Hal ini, sambungnya, cenderung berbeda dengan kebiasaan para investor Jepang yang mengutamakan FS matang sebelum meneken komitmen investasi. Maka tak heran, katanya, realisasi investasi dari China bisa menyalip Jepang pada tahun ini.

"Kadang mereka itu pikiran FS dan intuisinya seimbang, kalau Jepang kan FS-nya yang tinggi, eksekusinya setelah itu, meski kalau sudah FS, Jepang bagus juga, mereka langsung jalan (pengerjaan proyek). Makanya bisa geser Jepang ke posisi tiga, menyusul Singapura di posisi pertama," terangnya.

China Tak Mendominasi Indonesia

Meningkatnya investasi China di Indonesia, beberapa kalangan menganggap China mendominasi Indonesia. Anggapan miring tersebut dibantah oleh Menteri Koordinator Bidang Kemaritiman dan Investasi Luhut Binsar Pandjaitan.

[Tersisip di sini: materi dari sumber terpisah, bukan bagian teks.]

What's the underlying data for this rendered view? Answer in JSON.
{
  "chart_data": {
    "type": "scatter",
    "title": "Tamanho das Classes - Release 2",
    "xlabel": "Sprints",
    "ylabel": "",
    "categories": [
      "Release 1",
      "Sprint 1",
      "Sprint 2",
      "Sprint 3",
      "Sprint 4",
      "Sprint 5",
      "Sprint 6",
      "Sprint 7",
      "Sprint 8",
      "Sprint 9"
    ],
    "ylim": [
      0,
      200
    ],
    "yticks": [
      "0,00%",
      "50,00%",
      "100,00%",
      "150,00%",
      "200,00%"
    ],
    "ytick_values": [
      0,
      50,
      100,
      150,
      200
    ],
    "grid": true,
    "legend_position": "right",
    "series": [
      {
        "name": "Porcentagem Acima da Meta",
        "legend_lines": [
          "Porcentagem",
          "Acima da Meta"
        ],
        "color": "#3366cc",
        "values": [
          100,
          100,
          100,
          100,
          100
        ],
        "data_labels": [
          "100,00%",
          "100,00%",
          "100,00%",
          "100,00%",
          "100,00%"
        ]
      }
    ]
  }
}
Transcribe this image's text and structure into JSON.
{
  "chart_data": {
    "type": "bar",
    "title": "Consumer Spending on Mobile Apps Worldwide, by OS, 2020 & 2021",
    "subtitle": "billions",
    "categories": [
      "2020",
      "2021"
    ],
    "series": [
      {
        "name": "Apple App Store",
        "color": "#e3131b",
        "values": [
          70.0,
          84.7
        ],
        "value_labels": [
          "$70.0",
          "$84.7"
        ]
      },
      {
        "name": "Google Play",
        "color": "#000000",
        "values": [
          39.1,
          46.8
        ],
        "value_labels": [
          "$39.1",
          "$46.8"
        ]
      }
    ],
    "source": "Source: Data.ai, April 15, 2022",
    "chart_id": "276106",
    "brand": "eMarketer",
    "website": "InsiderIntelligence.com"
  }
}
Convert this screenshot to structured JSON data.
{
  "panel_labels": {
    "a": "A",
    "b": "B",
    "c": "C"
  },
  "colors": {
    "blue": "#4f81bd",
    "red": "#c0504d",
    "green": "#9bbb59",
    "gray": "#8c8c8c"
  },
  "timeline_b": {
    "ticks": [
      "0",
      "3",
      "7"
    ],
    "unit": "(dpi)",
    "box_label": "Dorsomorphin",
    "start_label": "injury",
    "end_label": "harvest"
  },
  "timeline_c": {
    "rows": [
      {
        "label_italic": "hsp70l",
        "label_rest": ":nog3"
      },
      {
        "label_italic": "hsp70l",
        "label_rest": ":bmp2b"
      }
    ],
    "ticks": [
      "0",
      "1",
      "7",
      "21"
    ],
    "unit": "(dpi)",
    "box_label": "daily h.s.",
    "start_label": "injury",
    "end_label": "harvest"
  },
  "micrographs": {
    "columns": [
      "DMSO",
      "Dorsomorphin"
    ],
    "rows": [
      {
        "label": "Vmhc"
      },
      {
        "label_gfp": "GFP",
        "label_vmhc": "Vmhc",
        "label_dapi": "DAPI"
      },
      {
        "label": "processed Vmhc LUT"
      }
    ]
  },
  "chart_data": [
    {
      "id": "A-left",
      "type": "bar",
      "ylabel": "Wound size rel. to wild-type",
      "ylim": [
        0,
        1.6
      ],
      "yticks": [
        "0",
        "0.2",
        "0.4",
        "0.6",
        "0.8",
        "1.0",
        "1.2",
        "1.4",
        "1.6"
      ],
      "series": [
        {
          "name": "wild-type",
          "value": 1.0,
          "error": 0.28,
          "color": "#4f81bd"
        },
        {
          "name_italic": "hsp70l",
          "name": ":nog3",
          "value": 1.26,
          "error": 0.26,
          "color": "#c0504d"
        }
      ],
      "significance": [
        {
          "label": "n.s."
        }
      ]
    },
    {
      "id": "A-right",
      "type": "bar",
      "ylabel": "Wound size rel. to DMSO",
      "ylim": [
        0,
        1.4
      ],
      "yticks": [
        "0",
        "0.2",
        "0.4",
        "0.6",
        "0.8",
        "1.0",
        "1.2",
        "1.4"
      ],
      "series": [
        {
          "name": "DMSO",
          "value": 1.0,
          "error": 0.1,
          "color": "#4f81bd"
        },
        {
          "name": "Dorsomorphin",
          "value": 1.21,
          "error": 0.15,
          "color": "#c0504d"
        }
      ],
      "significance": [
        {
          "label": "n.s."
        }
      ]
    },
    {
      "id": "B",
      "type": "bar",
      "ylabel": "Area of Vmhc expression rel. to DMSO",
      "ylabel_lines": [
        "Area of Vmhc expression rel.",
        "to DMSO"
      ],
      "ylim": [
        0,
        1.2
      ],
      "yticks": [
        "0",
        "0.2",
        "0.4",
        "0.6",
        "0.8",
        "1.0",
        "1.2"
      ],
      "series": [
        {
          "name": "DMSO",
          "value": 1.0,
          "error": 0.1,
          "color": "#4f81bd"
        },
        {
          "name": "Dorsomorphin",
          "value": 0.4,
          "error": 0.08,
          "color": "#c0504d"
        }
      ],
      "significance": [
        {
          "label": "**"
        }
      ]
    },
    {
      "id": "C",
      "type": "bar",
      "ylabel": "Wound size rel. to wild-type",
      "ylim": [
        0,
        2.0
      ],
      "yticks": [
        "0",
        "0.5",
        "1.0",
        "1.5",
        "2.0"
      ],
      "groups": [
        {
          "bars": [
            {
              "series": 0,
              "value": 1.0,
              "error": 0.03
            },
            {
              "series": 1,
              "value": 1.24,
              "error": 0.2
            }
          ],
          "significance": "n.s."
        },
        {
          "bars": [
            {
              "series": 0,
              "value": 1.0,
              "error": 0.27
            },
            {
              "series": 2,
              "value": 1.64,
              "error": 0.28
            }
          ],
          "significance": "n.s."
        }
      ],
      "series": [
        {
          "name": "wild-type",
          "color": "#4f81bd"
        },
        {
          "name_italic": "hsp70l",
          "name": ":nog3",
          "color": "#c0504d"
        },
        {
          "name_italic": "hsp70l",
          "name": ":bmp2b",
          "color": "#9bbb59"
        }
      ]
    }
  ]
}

"Pemerintah berusaha menjaring lebih banyak negara untuk berinvestasi ke Indonesia. Jadi kini tidak ada lagi dominasi investasi dari satu negara. Dan banyak juga negara yang meningkatkan investasinya di Indonesia," ujarnya di Jakarta.

Menurut Luhut, investasi di Indonesia dari ragam negara. "Sekarang kita lihat lah, Australia masuk, Timur Tengah masuk, Jepang masuk, Amerika Serikat masuk. Jadi enggak bisa lagi dibilang didominasi oleh salah satu negara," sambungnya.

Luhut lantas mencontohkan Uni Emirat Arab yang beberapa waktu lalu, masuk berinvestasi ke Indonesia. Bahkan, kata dia, dalam pertemuan tahunan Forum Ekonomi Dunia (WEF) 2020 di Davos, Swiss, beberapa negara Timur Tengah tertarik masuk berinvestasi ke Indonesia.

"Banyak negara yang mau investasi seperti pertemuan di Davos, yang mana negara-negara Timur Tengah dan Amerika mau masuk. Jadi berimbang lah," jelasnya.